Likewise, there is the trade-off between risk protection and unnecessary medical spending. Robust health insurance plans which require low copays or premiums ensure that people are financially covered when they face serious health issues, prevent medical bankruptcy and make care accessible. However, when individuals are shielded from the true cost of care, they tend to overuse medical services---even when they are unnecessary and don’t lead to improvements in their health. This can drive up overall healthcare spending, leading to higher insurance premiums or taxes to sustain the system.
Finally, there is the trade-off between expanding coverage for the uninsured and avoiding economic distortions. Ensuring that everyone has healthcare coverage improves public health, reduces preventable deaths, and can lower overall costs by preventing expensive emergency care. That said, expanding coverage often requires higher government spending, which can lead to increased taxes or cost-shifting within the healthcare system. In some cases, government intervention can also disrupt private markets, discouraging competition or innovation in insurance and care delivery.

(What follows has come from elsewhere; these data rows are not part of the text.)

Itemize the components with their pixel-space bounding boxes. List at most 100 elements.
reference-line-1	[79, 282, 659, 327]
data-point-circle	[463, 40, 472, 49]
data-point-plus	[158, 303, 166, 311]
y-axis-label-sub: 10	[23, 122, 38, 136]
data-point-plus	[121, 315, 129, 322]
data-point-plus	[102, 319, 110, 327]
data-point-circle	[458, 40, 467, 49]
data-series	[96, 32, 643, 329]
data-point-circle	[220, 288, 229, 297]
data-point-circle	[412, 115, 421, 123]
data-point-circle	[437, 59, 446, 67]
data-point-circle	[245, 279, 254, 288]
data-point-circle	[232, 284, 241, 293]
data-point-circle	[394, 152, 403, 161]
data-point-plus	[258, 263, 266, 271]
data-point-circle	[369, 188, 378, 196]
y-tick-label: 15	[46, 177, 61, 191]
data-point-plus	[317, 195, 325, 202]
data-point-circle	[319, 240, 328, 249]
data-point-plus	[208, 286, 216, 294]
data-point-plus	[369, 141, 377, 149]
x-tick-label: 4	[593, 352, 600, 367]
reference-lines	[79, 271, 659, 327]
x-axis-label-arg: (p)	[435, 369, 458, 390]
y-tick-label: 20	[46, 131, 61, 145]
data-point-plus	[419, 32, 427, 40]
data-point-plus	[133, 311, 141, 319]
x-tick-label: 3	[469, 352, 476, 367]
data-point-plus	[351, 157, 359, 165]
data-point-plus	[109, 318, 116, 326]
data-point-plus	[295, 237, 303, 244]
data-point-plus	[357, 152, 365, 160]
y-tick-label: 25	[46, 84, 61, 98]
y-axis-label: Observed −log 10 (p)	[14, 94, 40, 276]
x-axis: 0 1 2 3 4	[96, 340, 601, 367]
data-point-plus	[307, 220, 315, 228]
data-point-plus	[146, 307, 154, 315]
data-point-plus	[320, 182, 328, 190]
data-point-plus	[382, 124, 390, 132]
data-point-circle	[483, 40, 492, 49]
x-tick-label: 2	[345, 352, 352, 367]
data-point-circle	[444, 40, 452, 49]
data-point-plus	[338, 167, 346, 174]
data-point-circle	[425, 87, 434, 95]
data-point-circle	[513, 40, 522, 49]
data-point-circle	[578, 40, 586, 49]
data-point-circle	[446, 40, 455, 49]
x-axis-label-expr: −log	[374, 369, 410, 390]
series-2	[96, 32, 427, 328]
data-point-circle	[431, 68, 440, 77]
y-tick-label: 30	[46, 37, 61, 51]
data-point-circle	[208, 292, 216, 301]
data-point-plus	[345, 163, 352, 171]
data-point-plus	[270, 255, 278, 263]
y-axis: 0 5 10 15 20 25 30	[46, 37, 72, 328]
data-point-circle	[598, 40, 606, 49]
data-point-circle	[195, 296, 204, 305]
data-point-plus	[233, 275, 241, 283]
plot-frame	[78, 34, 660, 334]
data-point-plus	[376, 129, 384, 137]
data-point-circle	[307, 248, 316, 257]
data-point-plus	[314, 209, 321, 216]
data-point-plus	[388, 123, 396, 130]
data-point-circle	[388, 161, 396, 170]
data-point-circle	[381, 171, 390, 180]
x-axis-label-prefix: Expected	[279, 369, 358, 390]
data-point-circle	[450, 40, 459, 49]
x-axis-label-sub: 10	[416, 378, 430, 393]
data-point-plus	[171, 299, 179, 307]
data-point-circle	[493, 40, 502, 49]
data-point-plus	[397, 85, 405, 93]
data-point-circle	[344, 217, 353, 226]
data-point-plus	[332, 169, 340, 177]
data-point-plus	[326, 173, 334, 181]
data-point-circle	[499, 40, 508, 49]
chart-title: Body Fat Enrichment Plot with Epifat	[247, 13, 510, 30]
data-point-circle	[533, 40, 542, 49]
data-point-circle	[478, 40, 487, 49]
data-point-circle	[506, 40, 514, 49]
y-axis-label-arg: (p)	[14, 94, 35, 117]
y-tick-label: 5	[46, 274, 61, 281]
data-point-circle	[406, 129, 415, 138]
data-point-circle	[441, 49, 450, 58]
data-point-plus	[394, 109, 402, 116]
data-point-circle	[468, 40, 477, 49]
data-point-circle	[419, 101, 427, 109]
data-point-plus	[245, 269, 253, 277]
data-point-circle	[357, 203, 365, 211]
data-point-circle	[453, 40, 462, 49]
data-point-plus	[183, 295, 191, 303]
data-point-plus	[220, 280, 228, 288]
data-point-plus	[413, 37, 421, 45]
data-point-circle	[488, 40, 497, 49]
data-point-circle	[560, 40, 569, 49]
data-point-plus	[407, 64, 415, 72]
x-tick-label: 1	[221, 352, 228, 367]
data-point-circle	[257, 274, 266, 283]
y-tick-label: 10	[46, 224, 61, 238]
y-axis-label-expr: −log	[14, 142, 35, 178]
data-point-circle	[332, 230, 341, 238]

Conclusion: He makes some valid points.
Luigi Mangione’s frustrations---however extreme---speak to a real and growing discontent with the American healthcare system. His claims, while slightly oversimplified, are largely grounded in reality: our healthcare system is the most expensive in the world, yet it fails to deliver proportionate improvements in health outcomes; our insurance model incentivizes inefficiency and profiteering; and our political system is deeply entangled with industry interests, making meaningful reform difficult.
The healthcare crisis in America won't be solved by killing more CEOs, but neither will it be solved through passive acceptance of a broken system. Real change requires sustained civic engagement: enacting legislation, supporting candidates who prioritize meaningful reform, and staying informed about policy proposals that could address systemic issues. While Luigi’s actions represent a breaking point, this also serve as a stark reminder that healthcare reform cannot wait. The cost of inaction---measured in lives lost, families bankrupted, and communities torn apart---grows steeper every year. The solutions won't be simple, but they start with an informed and engaged public demanding better from their healthcare system and their elected officials.